Advanced Features

CSDL comes with a range of advanced features that allow much more complex filtering through the ability to include parent streams and also use our data processing to perform 'tagging' of content to remove the burden of doing it on the client side.

There's only one limit and most developers are unlikely to run into it: the maximun length of the CSDL code in your filter must not exceed 1 MB. Fortunately, there's an easy workaround that employs the stream keyword. If your stream reaches the point where it exceeds 1 MB, you can easily have it call one or more other streams. In this way, you can distribute your code across many chunks of CSDL code.

Here are some additional keywords and techniques you can employ to optimize streams, reduce costs, and create even more complex and powerful filters.

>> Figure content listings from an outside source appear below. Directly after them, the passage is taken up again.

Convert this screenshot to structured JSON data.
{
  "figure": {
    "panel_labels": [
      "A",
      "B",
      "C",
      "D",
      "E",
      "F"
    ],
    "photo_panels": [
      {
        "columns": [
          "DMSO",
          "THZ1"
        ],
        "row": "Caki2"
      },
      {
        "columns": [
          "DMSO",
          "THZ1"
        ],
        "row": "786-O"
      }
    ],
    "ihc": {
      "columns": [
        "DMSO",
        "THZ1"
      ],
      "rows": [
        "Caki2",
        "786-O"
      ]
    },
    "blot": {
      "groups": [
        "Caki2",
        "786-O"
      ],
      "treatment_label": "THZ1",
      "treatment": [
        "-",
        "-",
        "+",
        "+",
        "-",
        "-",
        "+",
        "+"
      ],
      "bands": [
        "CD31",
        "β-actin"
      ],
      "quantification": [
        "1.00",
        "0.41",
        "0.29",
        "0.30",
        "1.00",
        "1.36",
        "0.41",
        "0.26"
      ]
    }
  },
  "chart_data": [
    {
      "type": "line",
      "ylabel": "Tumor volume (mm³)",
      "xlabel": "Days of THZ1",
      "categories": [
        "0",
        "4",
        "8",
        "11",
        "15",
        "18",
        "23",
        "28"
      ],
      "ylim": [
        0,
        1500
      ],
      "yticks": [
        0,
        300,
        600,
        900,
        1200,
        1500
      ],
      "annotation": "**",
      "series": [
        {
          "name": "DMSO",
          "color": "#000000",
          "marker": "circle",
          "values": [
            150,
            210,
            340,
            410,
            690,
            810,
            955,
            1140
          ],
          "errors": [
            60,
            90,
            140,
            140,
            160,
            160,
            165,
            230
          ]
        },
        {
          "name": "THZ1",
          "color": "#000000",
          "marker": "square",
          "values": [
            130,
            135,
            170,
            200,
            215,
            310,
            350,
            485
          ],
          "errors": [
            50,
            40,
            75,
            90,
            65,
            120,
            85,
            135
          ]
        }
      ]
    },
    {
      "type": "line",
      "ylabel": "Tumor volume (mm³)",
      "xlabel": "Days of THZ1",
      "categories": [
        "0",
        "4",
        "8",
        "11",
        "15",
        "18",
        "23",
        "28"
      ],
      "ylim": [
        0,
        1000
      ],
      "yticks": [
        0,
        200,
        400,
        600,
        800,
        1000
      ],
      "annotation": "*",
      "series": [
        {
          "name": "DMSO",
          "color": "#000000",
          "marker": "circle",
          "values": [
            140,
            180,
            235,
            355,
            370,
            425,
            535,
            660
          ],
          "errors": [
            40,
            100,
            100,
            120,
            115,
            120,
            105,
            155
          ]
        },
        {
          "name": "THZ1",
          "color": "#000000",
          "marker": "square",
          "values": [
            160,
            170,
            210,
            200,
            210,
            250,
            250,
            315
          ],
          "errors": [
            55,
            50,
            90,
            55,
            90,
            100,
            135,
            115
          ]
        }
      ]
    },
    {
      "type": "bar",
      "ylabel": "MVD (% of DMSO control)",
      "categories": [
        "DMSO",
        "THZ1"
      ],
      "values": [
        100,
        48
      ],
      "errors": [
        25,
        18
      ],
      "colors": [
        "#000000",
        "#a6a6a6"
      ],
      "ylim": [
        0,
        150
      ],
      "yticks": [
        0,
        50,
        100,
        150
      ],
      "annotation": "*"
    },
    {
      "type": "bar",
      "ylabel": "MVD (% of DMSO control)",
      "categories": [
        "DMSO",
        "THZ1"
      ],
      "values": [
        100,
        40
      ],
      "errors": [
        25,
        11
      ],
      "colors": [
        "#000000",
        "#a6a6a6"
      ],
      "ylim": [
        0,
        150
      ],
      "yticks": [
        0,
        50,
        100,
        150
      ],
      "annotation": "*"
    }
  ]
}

Including one filter in another

Use the filter keyword to include an existing filter definition in another.

Regular expressions

Use regular expressions to create super-powerful stream definitions.

Selecting data sources

You can select or exclude individual social media sites in a variety of ways.

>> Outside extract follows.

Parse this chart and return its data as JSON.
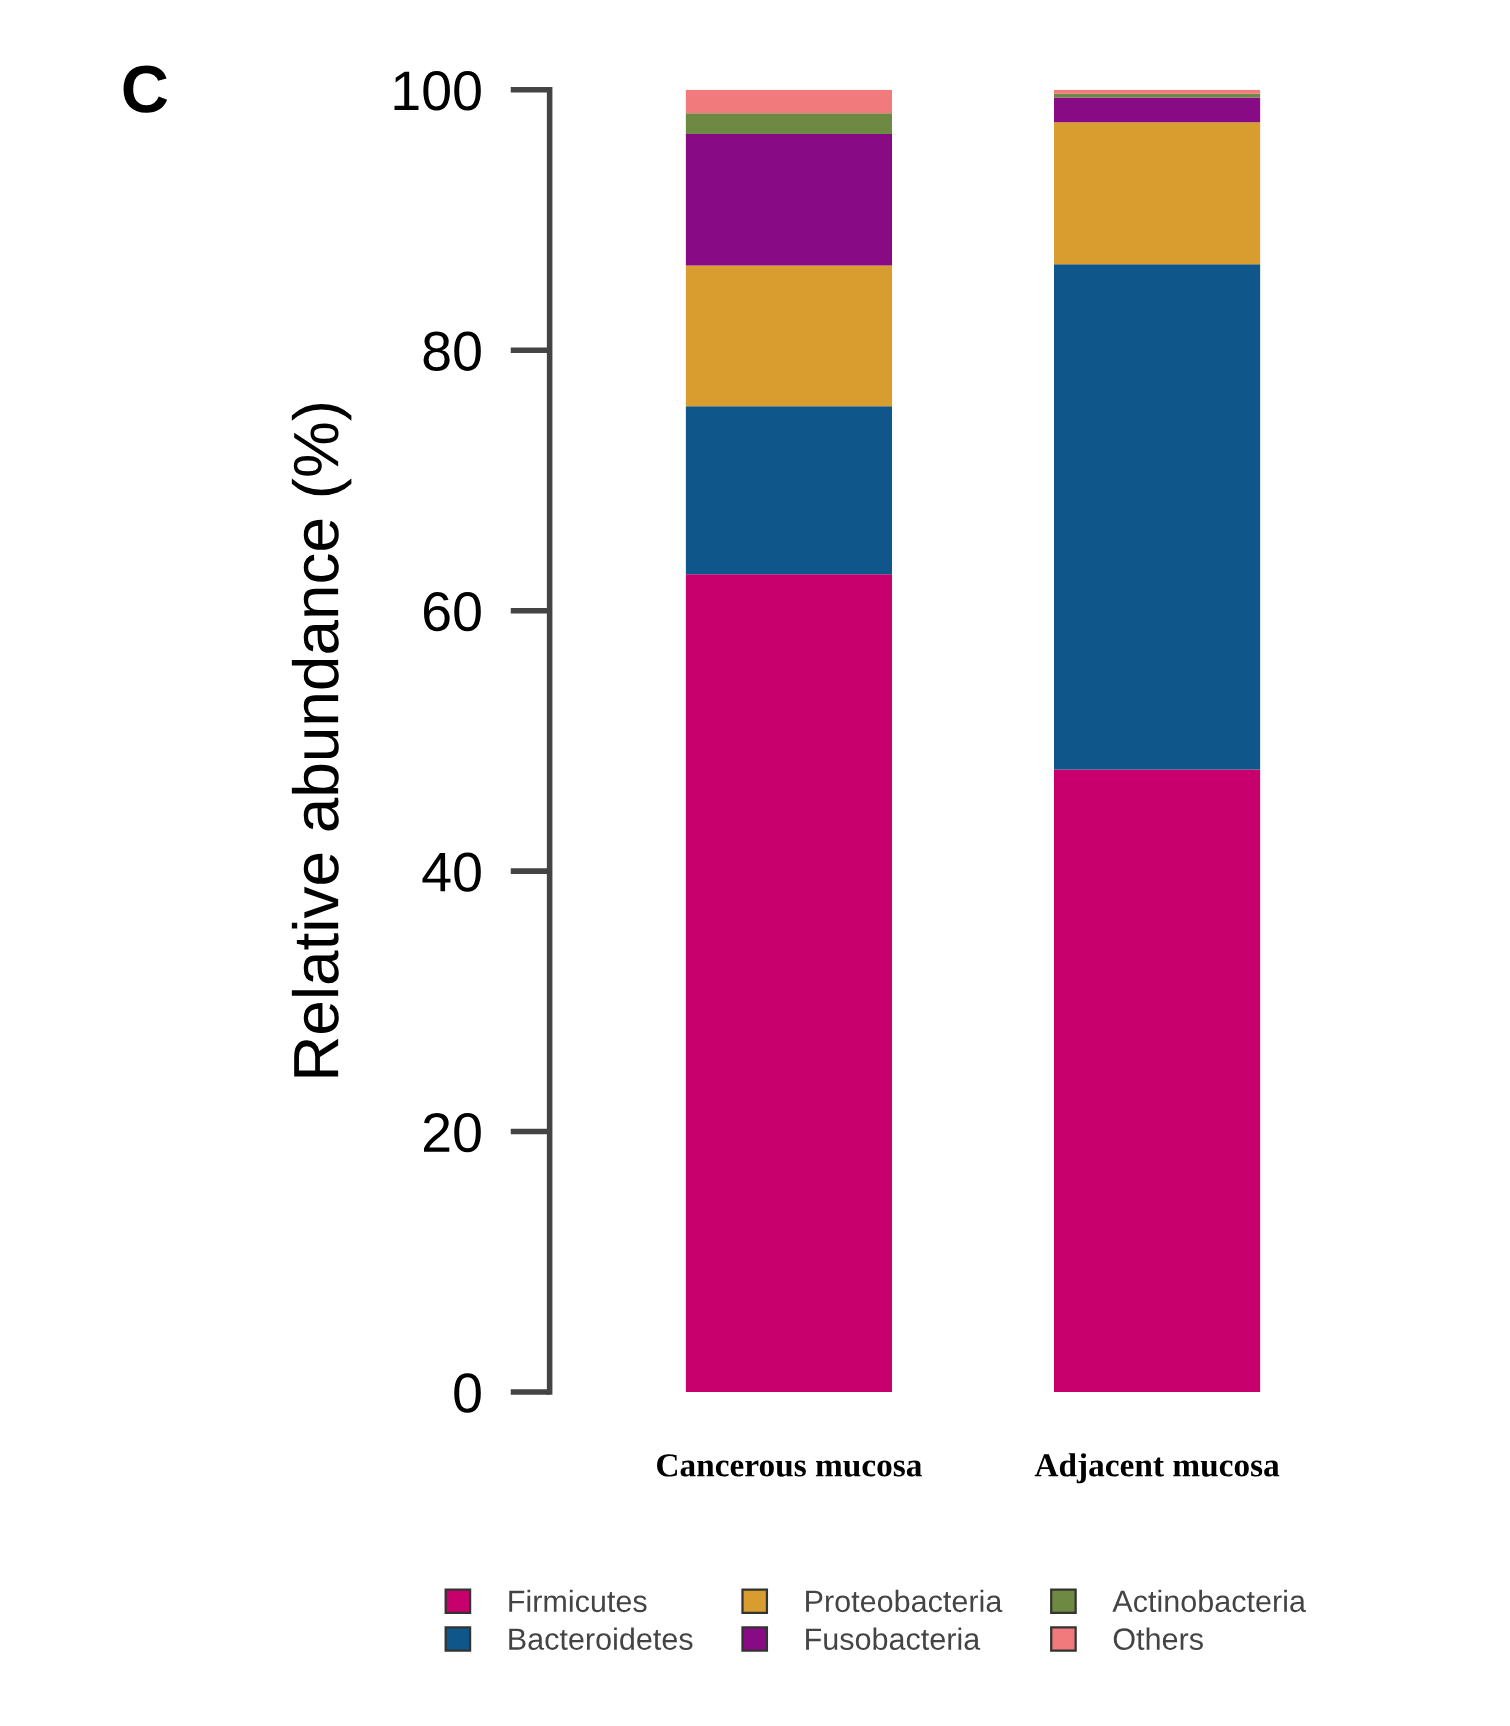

You can optimize your CSDL code to run more efficiently and to minimize costs.

Sampling data

You can sample data rather than drinking from the entire firehose. For instance, you can create a filter that samples just a percentage of the input objects flowing into DataSift. This approach is particularly useful if you're performing statistical analysis where, for example, just 10 percent of the data might be enough to form a representative sample.